For the more–perhaps most–avid cyclists, we clipped into PowerTap’s P1 pedals. These power meters are for those of you who love gathering loads of data in your peak performance quest. They measure how much power you’re applying to the pedals throughout the rotation on each side; separate left and right readings are what set these meters apart from other pedals that pull data only from one side. You not only see the overall watts you’re pushing out, but how much power each leg is cranking relative to the other and where in the rotation your power changes. This is the kind of information that helps cyclists who are looking to improve their form and tweak their exertion to train better and minimize the possibility of injury.

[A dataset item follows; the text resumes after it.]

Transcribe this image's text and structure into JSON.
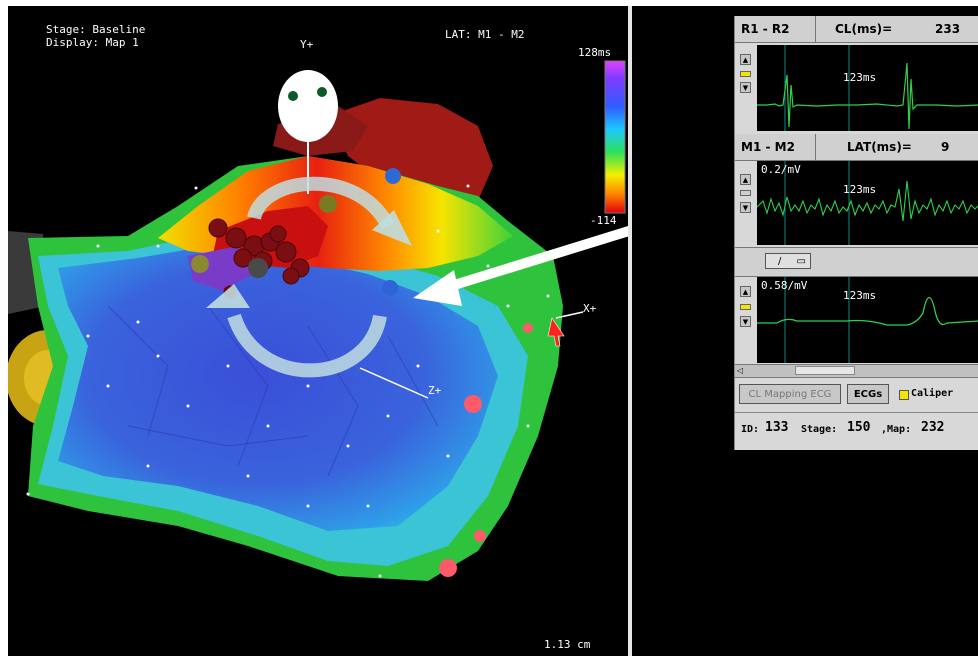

The PowerTap P1 pedals have a simple design that makes them easy to install and even switch between bikes. Don’t have a torque wrench? Can’t manage to get installation angles just right? Not a problem. As long as you can get the old pedals off your bike, these are basically, as the company claims, “plug and play.” They are also compatible with an array of bike computers and smart devices—though PowerTap recommends its Joule GPS+ to get the most out the data, naturally—and you can sync the pedals to PowerTap’s iOS app, which just got an upgrade with PowerTap’s Advanced Pedal Metrics. That’s right, even more data! Although you will have to swap in their three-bolt keo-style cleats (included) for your current cleats before you are ready to roll. $1,999.99

Bottom line: The install and set-up make these ideal for someone using more than one bike to train. You can use the pedals with a variety of cycling computers, but not a variety of cleats.

Final note on power meters: Our testers fall in more with the enthusiast crowd than with the pros, but they reported learning a good amount about how they ride and how they could improve. It’s not essential to be a data fiend to get a lot out of these pedals, but to really get the most out of them you should have a certain level of love for analytics.